Friday, October 3, 2008

A look at all three

This is all three before we unhooked Julia from her monitors. One last look at all three DiMasi babies at their very first address. I should mention Julia's weight today is 4 lbs 11 ounces. Braddock is just over 5 lbs and Griffin is the same as Julia. From where we started, these kids are HUGE! Another tidbit of great news is that Griffin has had all breathing tubes taken out of his nose. He has them nearby in case he needs them but so far so good. He doesn't want to be left behind for too long, so he's been working really hard. I hate the idea of leaving him there by himself without being able to be there all day every day like I have been. Luckily he has so great nurses who adore him. This way I know he's being held and getting love when I am home with his sister and brother. It will be our happiest day to take him home to be with all of us, and at the same time, we'll miss all the incredible nurses, doctors and therapists who've been there with us every step of the way. But we're not thinking about that yet.

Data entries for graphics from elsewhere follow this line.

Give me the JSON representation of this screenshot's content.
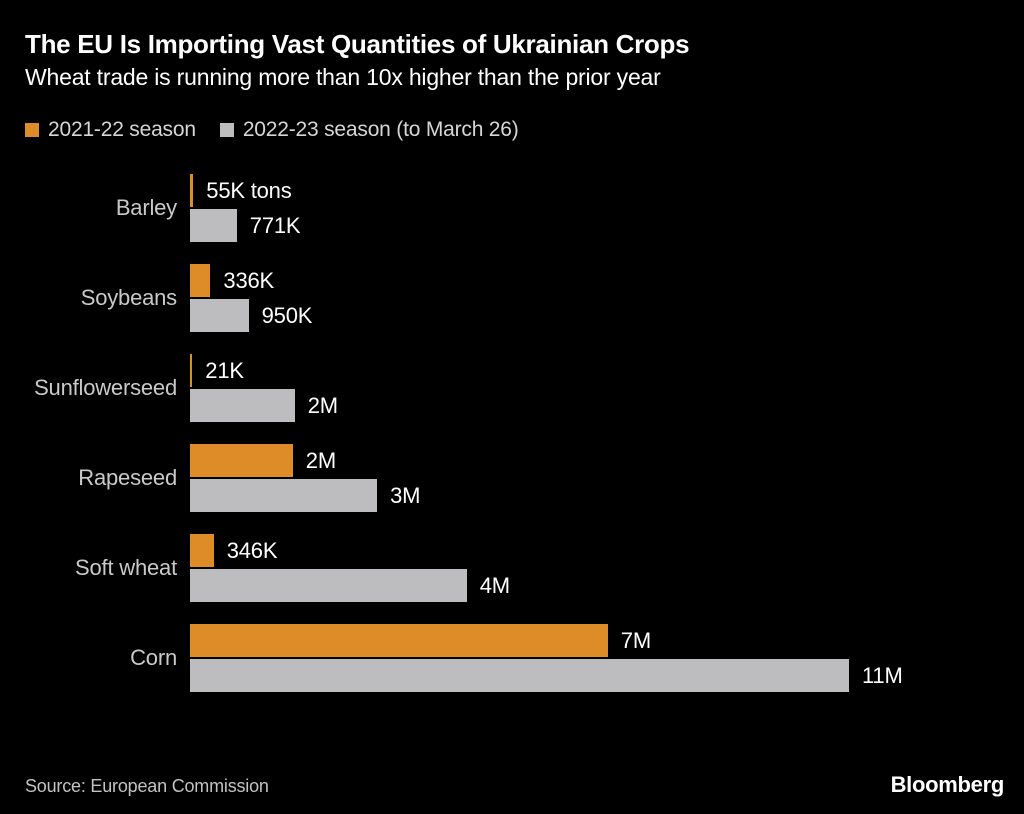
{
  "header": {
    "title": "The EU Is Importing Vast Quantities of Ukrainian Crops",
    "subtitle": "Wheat trade is running more than 10x higher than the prior year"
  },
  "legend": [
    {
      "label": "2021-22 season",
      "color": "#DD8C28"
    },
    {
      "label": "2022-23 season (to March 26)",
      "color": "#BDBDBF"
    }
  ],
  "chart_data": {
    "type": "bar",
    "orientation": "horizontal",
    "unit": "tons",
    "title": "The EU Is Importing Vast Quantities of Ukrainian Crops",
    "subtitle": "Wheat trade is running more than 10x higher than the prior year",
    "categories": [
      "Barley",
      "Soybeans",
      "Sunflowerseed",
      "Rapeseed",
      "Soft wheat",
      "Corn"
    ],
    "series": [
      {
        "name": "2021-22 season",
        "color": "#DD8C28",
        "values": [
          55000,
          336000,
          21000,
          2000000,
          346000,
          7000000
        ],
        "labels": [
          "55K tons",
          "336K",
          "21K",
          "2M",
          "346K",
          "7M"
        ]
      },
      {
        "name": "2022-23 season (to March 26)",
        "color": "#BDBDBF",
        "values": [
          771000,
          950000,
          2000000,
          3000000,
          4000000,
          11000000
        ],
        "labels": [
          "771K",
          "950K",
          "2M",
          "3M",
          "4M",
          "11M"
        ]
      }
    ],
    "xlim": [
      0,
      11000000
    ],
    "grid": false,
    "legend_position": "top",
    "display_width_pct": [
      [
        0.5,
        3.1,
        0.35,
        15.6,
        3.6,
        63.4
      ],
      [
        7.1,
        8.9,
        15.9,
        28.4,
        42.0,
        100
      ]
    ]
  },
  "footer": {
    "source": "Source: European Commission",
    "brand": "Bloomberg"
  }
}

I'm always getting ahead of myself. One day at a time.

And then there were two

This is Julia's exit from the NICU. I will no longer be allowed to videotape important moments because I miss all the good stuff. But here is a short video of Her Daddy carrying her home. I cried, of course! We've been home almost five hours and we're doing just fine. We miss the boys and can't wait to see them tomorrow. Finn is so fascinated by his baby sister. He's calm near her. Every time she makes a peep, he wants to make sure we're paying attention to her. Wait until her sees there are more of them. We expect a long night ahead and many more to follow, but we're just about the happiest two people could ever be. It's been a LONG road to get here and we're going to try to savor every moment.

the NICU according to Gina

Since I'm freaking out about bringing Julia home and running around like a chicken with it's head cut off getting ready, I have a post written for me from my friend Gina, who came to visit us on Tuesday. She knew I'd be busy this week, so lucky for me, she wrote my post:

"Yesterday I had a chance to go and see Nicci and the DiMasi 3 at the hospital. I have been following their progress on this blog but was excited to finally meet them in person. When I first arrived Nicci and Julia were meeting with the lactation consultant. Julia was wide awake laying in her portable bassinet, checking everything out. What a precious little girl! Of course the minute Nicci picked her up she fell sound asleep and the "nursing dance" began. They took off her clothes and started tickling her to get her to wake up. When she finally woke up, she spent more time pursing her lips together than actually trying to latch on. A little lady who knows what she wants and what she doesn't want, my kind of girl! Nicci was so patient with her and kept trying to coax her to open up. If she was frustrated, she didn't let it show. Well, little Miss DiMasi got her way and had a bottle for lunch. Then we were on our way to the NICU to meet her adorable brothers. "A surprise was in store for us when we got there, Griffin was wide awake and ready to eat. Nicci got Julia settled and sat down and tried nursing him. He was so curious about what was happening and started rooting around and trying to get something to eat. His nurse was so excited about his reaction to this new environment. She told us that his "playing around" was exactly what she wanted him to do--Way to go Griffin! Braddock was a sleepy, sleepy boy and stayed snuggled up next to his sister. All of that growing is hard work. "It was just wonderful to see Nicci in full mom mode. She handled those babies like a pro. She was calm and confident, not that I expected any less. As the afternoon went on, I got some snuggle time with Julia and Braddock while Griffin hung out with his mom. As I was getting ready to leave, a doctor came over to confirm that Julia was most likely going home on Friday (Nicci and Bill already knew this and have been preparing the nursery for her) AND Braddock would be following on Monday or Tuesday. Whoa...big news! He said Griffin would probably be going home closer to the due date (October 31). Sounds like things will be in full swing for the holidays. Congratulations Nicci and Bill on three beautiful babies!"